Some folks on Micro.blog who also actively use Bluesky have noticed something new we’ve been rolling out over the last couple of days: Micro.blog will now look for replies on Bluesky to your blog posts, bringing them into the Micro.blog timeline. This transforms Micro.blog into a base platform to manage even more of your social interactions.
How does it work in practice? Here is the basic flow:
- Post to your blog. With Bluesky cross-posting enabled, Micro.blog will automatically copy your post to Bluesky.
- Someone on Bluesky sees your blog post and replies to your post. Their reply is copied to Micro.blog, showing up in the timeline and in the Mentions section just like replies from Micro.blog and Mastodon.
- Now you reply to the Bluesky post directly within Micro.blog. Micro.blog copies your reply back to Bluesky seamlessly.
Micro.blog is effectively a universal timeline for not just Micro.blog but also ActivityPub, Bluesky, and other services. We want to make the web a little better by encouraging people to post to their own blog while still being connected to friends. That means embracing open platforms wherever they are.
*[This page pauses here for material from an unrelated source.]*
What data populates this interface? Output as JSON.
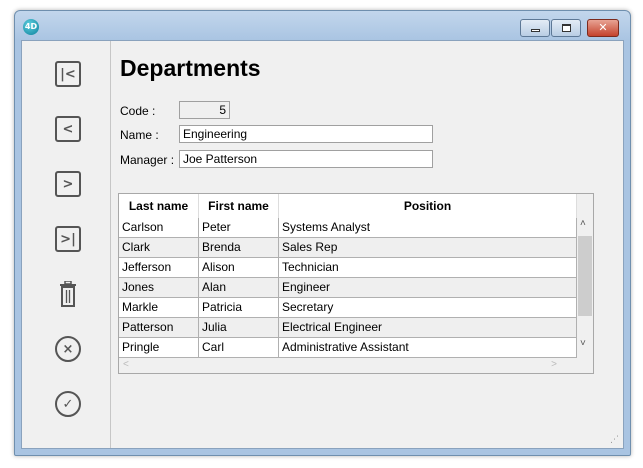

Micro.blog’s timeline is not limited to just Micro.blog accounts. You can follow blogs with a domain name, Bluesky users, Threads users, and of course Mastodon users. Micro.blog has always been a sort of mashup of blogs and social networks, and as the post-Twitter world starts to take shape, you can expect Micro.blog to also become a more powerful feed reader.
It’s still early days for the next phase of the social web. I’m going to keep working on this, improving our support for Bluesky, including the eventual push toward making Micro.blog a personal data server with the AT Protocol. We’re not quite there yet but we’re getting closer.